I am reading "A Course in Metric Geometry" (Burago, Burago, and Ivanov). The authors define arc lengths of continuous curves in metric spaces in the same way it is defined here https://en.wikipedia.org/wiki/Curve#Length_of_a_curve. They then say that the arc length function on a metric space $(X,d)$ satisfies lower semi-continuity on the space of continuous paths into $(X,d)$ (when equipped with the pointwise convergence topology). More specifically (with $L$ being the function that assigns continuous paths their arc lengths):
This means that if a sequence of rectifiable paths $\gamma_i$ (with the same domain) is such that $\gamma_i(t)$ converges to $\gamma(t)$ (as $i\rightarrow \infty$, for every $t$ in the domain), then $\lim\inf L(\gamma_i)\geq L(\gamma)$
This seems true to me, but the proof the authors give does not look right to me somehow. They say:
Let paths $\gamma_i$ converge pointwise to $\gamma$. Take $\epsilon>0$ and fix a partition $Y$ for $\gamma$ such that $L(\gamma)-\Sigma(Y)<\epsilon$. Now consider the sums $\Sigma_j(Y)$ for paths $\gamma_j$ corresponding to the same partition $Y$. Choose $j$ to be so large that the inequality $d(\gamma_j(y_i),\gamma(y_i))<\epsilon$ holds for all $y_i\in Y$. Then $$L(\gamma)\leq \Sigma(Y)+\epsilon\leq \Sigma_j(Y)+\epsilon+(N+1)\epsilon\leq L(\gamma_j)+(N+2)\epsilon$$ Since $\epsilon$ is arbitrary, this implies [the desired result].

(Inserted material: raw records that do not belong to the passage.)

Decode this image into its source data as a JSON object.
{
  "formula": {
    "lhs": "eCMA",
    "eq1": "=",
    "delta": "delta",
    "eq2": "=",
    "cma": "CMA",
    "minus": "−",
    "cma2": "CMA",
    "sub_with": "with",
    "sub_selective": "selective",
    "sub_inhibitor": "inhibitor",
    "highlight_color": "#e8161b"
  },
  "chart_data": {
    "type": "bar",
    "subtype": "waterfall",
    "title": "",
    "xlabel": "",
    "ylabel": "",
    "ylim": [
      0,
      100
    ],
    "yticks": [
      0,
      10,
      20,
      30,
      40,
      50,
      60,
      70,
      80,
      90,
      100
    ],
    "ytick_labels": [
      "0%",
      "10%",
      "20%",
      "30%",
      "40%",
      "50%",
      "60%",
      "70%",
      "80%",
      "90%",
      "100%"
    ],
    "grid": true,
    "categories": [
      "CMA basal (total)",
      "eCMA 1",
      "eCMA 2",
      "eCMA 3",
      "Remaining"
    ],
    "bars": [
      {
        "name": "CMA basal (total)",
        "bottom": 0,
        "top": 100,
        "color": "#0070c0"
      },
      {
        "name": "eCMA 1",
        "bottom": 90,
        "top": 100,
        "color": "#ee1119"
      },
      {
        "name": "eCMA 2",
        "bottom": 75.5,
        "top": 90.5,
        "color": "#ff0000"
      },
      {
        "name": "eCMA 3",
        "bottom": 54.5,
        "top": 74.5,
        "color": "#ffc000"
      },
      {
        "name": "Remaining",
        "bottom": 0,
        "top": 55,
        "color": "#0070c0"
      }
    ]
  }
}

To clarify, $Y$ is a partition of the interval serving as codomains for $\gamma$ (like say $[0,1]$) with points $=y_1,y_2,\dots,y_m$ (I have introduced the variable $m$ myself). $\Sigma(Y)$ denotes the arc length approximation $\sum_{i=1}^{m-1} d(\gamma(y_i),\gamma(y_{i+1}))$ ($\Sigma_j(Y)$ is the same sort of approximation, but replacing $\gamma$ with the sequence function $\gamma_j$).
The authors do not explain what $N$ is, but I think $N$ is supposed to be what I have called $m$ (the number of points in $Y$)? But I am not sure how the authors get the inequality
$$\Sigma(Y)+\epsilon\leq \Sigma_j(Y)+\epsilon+(N+1)\epsilon$$
The closest inequality to this I could get was
$$\Sigma(Y)+\epsilon\leq \Sigma_j(Y)+\epsilon+(2N-2)\epsilon$$
basically using the fact that $$d(\gamma(y_i),\gamma(y_{i+1})\leq d(\gamma(y_i),\gamma_j(y_i))+d(\gamma_j(y_i),\gamma_j(y_{i+1})+d(\gamma_j(y_{i+1}),\gamma(y_{i+1}))$$
$$\Rightarrow d(\gamma(y_i),\gamma(y_{i+1})<d(\gamma_j(y_i),\gamma_j(y_{i+1})+2\epsilon$$ and then summing over all values of $i$ less than $N$. But this does not substantially change the argument assuming $N$ is really the number of points in $P$. The problem is as $\epsilon$ decreases, to sustain the chain of inequalities the authors use, I think $Y$ would also have to change, which would in turn mean $N$ changes, and so quantities like $(N+1)\epsilon$ or $(2N-1)\epsilon$ would be basically indeterminate and not guaranteed to vanish. In essence, I don't get how the authors can reason by saying something like "Since $\epsilon$ is arbitrary" given that $Y$ is fixed, and $Y$ is determined by $\epsilon$.
I have not been able to find any other proof of this claim or any clarification about this proof's details. Any help clarifying this proof's details or providing another proof is appreciated.